For Wolfgang Ernst, computational logos should not be detached from its technical implementation. In his article for this special section, ‘Existing in Discrete States: On the Techno-Aesthetics of Algorithmic Being-in-Time’, Ernst coins the neologism ‘technológos’ to emphasise the material medium of computing – the materiality of the computational artefact that turns the abstract algorithm into a temporal event. This temporality is the condition of computing itself; radical media archaeology is the method proposed to analyse such a temporal condition of technological configurations and their effects. According to Ernst’s proposition, technológos needs to be revealed, disclosed or brought forth by media archaeology. If there is thinking in the algorithmic or if algorithms can be said to think, this capacity manifests via the execution and implementation of the techno-mathematical process that an algorithm is onto a material substratum. This hypothesis reminds us of the ‘embodied mind’ thesis developed within cognitive science; Ernst refers to this in his article, though the epistemic agency that he describes is to be situated within the technological processuality of an artefact, not in its prosthetic association with a biological referent.

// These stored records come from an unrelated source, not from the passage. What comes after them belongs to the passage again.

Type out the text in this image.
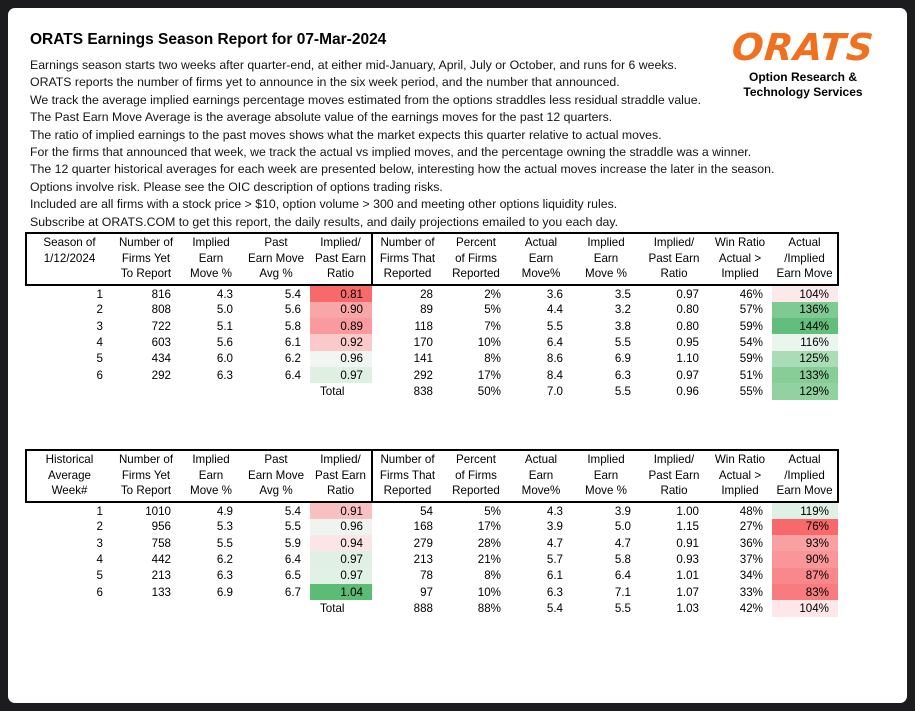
ORATS Earnings Season Report for 07-Mar-2024
Earnings season starts two weeks after quarter-end, at either mid-January, April, July or October, and runs for 6 weeks.
ORATS reports the number of firms yet to announce in the six week period, and the number that announced.
We track the average implied earnings percentage moves estimated from the options straddles less residual straddle value.
The Past Earn Move Average is the average absolute value of the earnings moves for the past 12 quarters.
The ratio of implied earnings to the past moves shows what the market expects this quarter relative to actual moves.
For the firms that announced that week, we track the actual vs implied moves, and the percentage owning the straddle was a winner.
The 12 quarter historical averages for each week are presented below, interesting how the actual moves increase the later in the season.
Options involve risk. Please see the OIC description of options trading risks.
Included are all firms with a stock price > $10, option volume > 300 and meeting other options liquidity rules.
Subscribe at ORATS.COM to get this report, the daily results, and daily projections emailed to you each day.
ORATS
Option Research &
Technology Services
Season of
1/12/2024

Number of
Firms Yet
To Report

Implied
Earn
Move %

Past
Earn Move
Avg %

Implied/
Past Earn
Ratio

Number of
Firms That
Reported

Percent
of Firms
Reported

Actual
Earn
Move%

Implied
Earn
Move %

Implied/
Past Earn
Ratio

Win Ratio
Actual >
Implied

Actual
/Implied
Earn Move

1	816	4.3	5.4	0.81	28	2%	3.6	3.5	0.97	46%	104%
2	808	5.0	5.6	0.90	89	5%	4.4	3.2	0.80	57%	136%
3	722	5.1	5.8	0.89	118	7%	5.5	3.8	0.80	59%	144%
4	603	5.6	6.1	0.92	170	10%	6.4	5.5	0.95	54%	116%
5	434	6.0	6.2	0.96	141	8%	8.6	6.9	1.10	59%	125%
6	292	6.3	6.4	0.97	292	17%	8.4	6.3	0.97	51%	133%
				Total	838	50%	7.0	5.5	0.96	55%	129%
Historical
Average
Week#

Number of
Firms Yet
To Report

Implied
Earn
Move %

Past
Earn Move
Avg %

Implied/
Past Earn
Ratio

Number of
Firms That
Reported

Percent
of Firms
Reported

Actual
Earn
Move%

Implied
Earn
Move %

Implied/
Past Earn
Ratio

Win Ratio
Actual >
Implied

Actual
/Implied
Earn Move

1	1010	4.9	5.4	0.91	54	5%	4.3	3.9	1.00	48%	119%
2	956	5.3	5.5	0.96	168	17%	3.9	5.0	1.15	27%	76%
3	758	5.5	5.9	0.94	279	28%	4.7	4.7	0.91	36%	93%
4	442	6.2	6.4	0.97	213	21%	5.7	5.8	0.93	37%	90%
5	213	6.3	6.5	0.97	78	8%	6.1	6.4	1.01	34%	87%
6	133	6.9	6.7	1.04	97	10%	6.3	7.1	1.07	33%	83%
				Total	888	88%	5.4	5.5	1.03	42%	104%
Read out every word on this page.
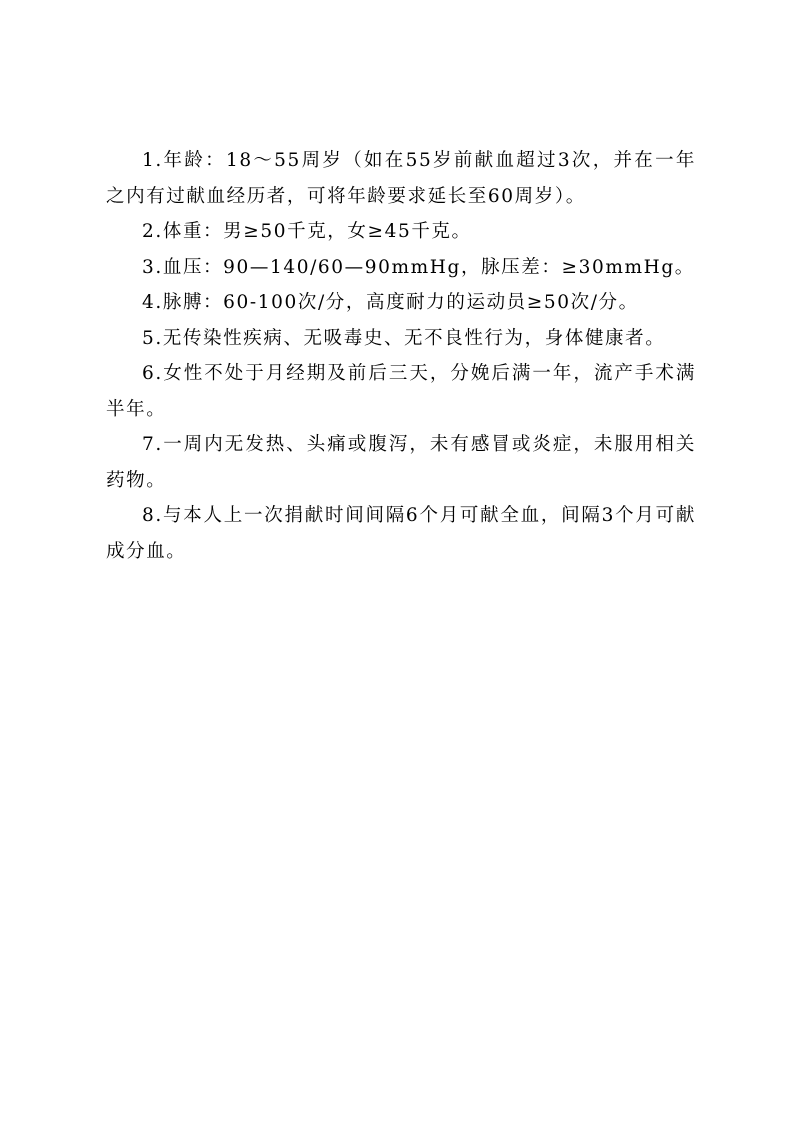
1.年龄：18～55周岁（如在55岁前献血超过3次，并在一年之内有过献血经历者，可将年龄要求延长至60周岁）。

2.体重：男≥50千克，女≥45千克。

3.血压：90—140/60—90mmHg，脉压差：≥30mmHg。

4.脉膊：60-100次/分，高度耐力的运动员≥50次/分。

5.无传染性疾病、无吸毒史、无不良性行为，身体健康者。

6.女性不处于月经期及前后三天，分娩后满一年，流产手术满半年。

7.一周内无发热、头痛或腹泻，未有感冒或炎症，未服用相关药物。

8.与本人上一次捐献时间间隔6个月可献全血，间隔3个月可献成分血。
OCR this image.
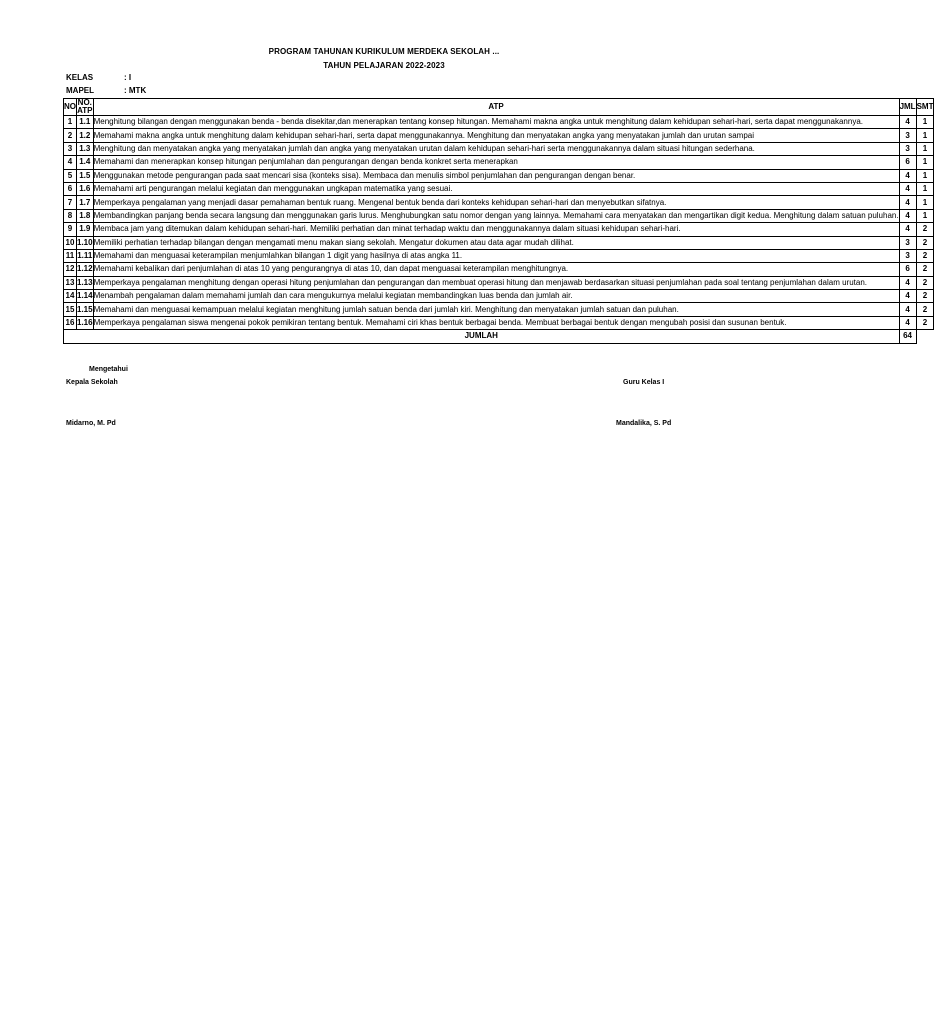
PROGRAM TAHUNAN KURIKULUM MERDEKA SEKOLAH ...
TAHUN PELAJARAN 2022-2023
KELAS	: I
MAPEL	: MTK
NO	NO. ATP	ATP	JML	SMT
1	1.1	Menghitung bilangan dengan menggunakan benda - benda disekitar,dan menerapkan tentang konsep hitungan. Memahami makna angka untuk menghitung dalam kehidupan sehari-hari, serta dapat menggunakannya.	4	1
2	1.2	Memahami makna angka untuk menghitung dalam kehidupan sehari-hari, serta dapat menggunakannya. Menghitung dan menyatakan angka yang menyatakan jumlah dan urutan sampai	3	1
3	1.3	Menghitung dan menyatakan angka yang menyatakan jumlah dan angka yang menyatakan urutan dalam kehidupan sehari-hari serta menggunakannya dalam situasi hitungan sederhana.	3	1
4	1.4	Memahami dan menerapkan konsep hitungan penjumlahan dan pengurangan dengan benda konkret serta menerapkan	6	1
5	1.5	Menggunakan metode pengurangan pada saat mencari sisa (konteks sisa). Membaca dan menulis simbol penjumlahan dan pengurangan dengan benar.	4	1
6	1.6	Memahami arti pengurangan melalui kegiatan dan menggunakan ungkapan matematika yang sesuai.	4	1
7	1.7	Memperkaya pengalaman yang menjadi dasar pemahaman bentuk ruang. Mengenal bentuk benda dari konteks kehidupan sehari-hari dan menyebutkan sifatnya.	4	1
8	1.8	Membandingkan panjang benda secara langsung dan menggunakan garis lurus. Menghubungkan satu nomor dengan yang lainnya. Memahami cara menyatakan dan mengartikan digit kedua. Menghitung dalam satuan puluhan.	4	1
9	1.9	Membaca jam yang ditemukan dalam kehidupan sehari-hari. Memiliki perhatian dan minat terhadap waktu dan menggunakannya dalam situasi kehidupan sehari-hari.	4	2
10	1.10	Memiliki perhatian terhadap bilangan dengan mengamati menu makan siang sekolah. Mengatur dokumen atau data agar mudah dilihat.	3	2
11	1.11	Memahami dan menguasai keterampilan menjumlahkan bilangan 1 digit yang hasilnya di atas angka 11.	3	2
12	1.12	Memahami kebalikan dari penjumlahan di atas 10 yang pengurangnya di atas 10, dan dapat menguasai keterampilan menghitungnya.	6	2
13	1.13	Memperkaya pengalaman menghitung dengan operasi hitung penjumlahan dan pengurangan dan membuat operasi hitung dan menjawab berdasarkan situasi penjumlahan pada soal tentang penjumlahan dalam urutan.	4	2
14	1.14	Menambah pengalaman dalam memahami jumlah dan cara mengukurnya melalui kegiatan membandingkan luas benda dan jumlah air.	4	2
15	1.15	Memahami dan menguasai kemampuan melalui kegiatan menghitung jumlah satuan benda dari jumlah kiri. Menghitung dan menyatakan jumlah satuan dan puluhan.	4	2
16	1.16	Memperkaya pengalaman siswa mengenai pokok pemikiran tentang bentuk. Memahami ciri khas bentuk berbagai benda. Membuat berbagai bentuk dengan mengubah posisi dan susunan bentuk.	4	2
JUMLAH			64	
Mengetahui
Kepala Sekolah	Guru Kelas I
Midarno, M. Pd	Mandalika, S. Pd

A study of algorithms as actual computation is also proposed in Luciana Parisi’s contribution, ‘Interactive Computation and Artificial Epistemologies’. The article describes algorithms as dynamic, pragmatic procedures, stressing how the symbolic order of computation might intertwine with material practices through interactive processes of meaning-making. The essay reflects on how the development of modern computing ended claims about the universality of mathematical formalism; it asks whether a speculative consideration of algorithmic thought can challenge the biocentric understanding of thinking that is implicit in the colonial and capitalist legacies of technoscientific epistemology. Drawing on Sylvia Wynter’s work on the sociogenic principle and Gilbert Simondon’s notion of technical mentality, Parisi explores ludics (which was proposed by the logician Jean-Yves Girard) to consider the socio-techno-genetic strategies of algorithms and the potential of the latter to overturn or debunk racialised and gendered categories of thought. Ludics approaches formalism as an interactive logic of rules, and Parisi works with that approach to understand algorithms as acts capable of intervening in the semiotic orders of knowledge.

Finally, my own article in this special section, ‘Beyond Human: Deep Learning, Explainability and Representation’, examines computational procedures that transcend the epistemic boundaries of human cognitive representation. Deep learning is my case study; these AI techniques have generated much interest thanks to their technical accomplishments but also because the knowledge that they produce remains partially implicit and in need of human interpretation. Reflecting on the philosophical implications of this black-box character of deep learning, I address the question of explainability in AI, which I consider in order to unfold a study of algorithmic thought that focuses on the incommensurability between human and machine modes of abstracting. The concept of incommensurability was independently proposed in 1962 by the philosophers of science Thomas Kuhn and Paul Feyerabend to discuss the possibility of theory comparison. I draw from those debates and argue that explainability in AI is a communicational and representational issue, as well as a translation failure. Here the question of computational logos comes to the fore as I describe these deep-learning systems as being both within and beyond logos: they are logical because they are computational but also a-logical because, currently, they remain in part inexpressible or unrepresentable by humans (where ‘logos’, according to its etymology, means ‘reason’ or ‘proportion’ but also ‘word’, ‘discourse’ or ‘speech’).

The articles in this special section show that the question of what algorithmic thought is or can be is not settled; there are no foregone conclusions, even though some premises, such as the algorithmic specificity of these artificial modes of thinking, need to be acknowledged. This special section then draws attention to how thinking thought, in its machine implementation and expression, remains a key issue for 21st-century intellectual inquiries.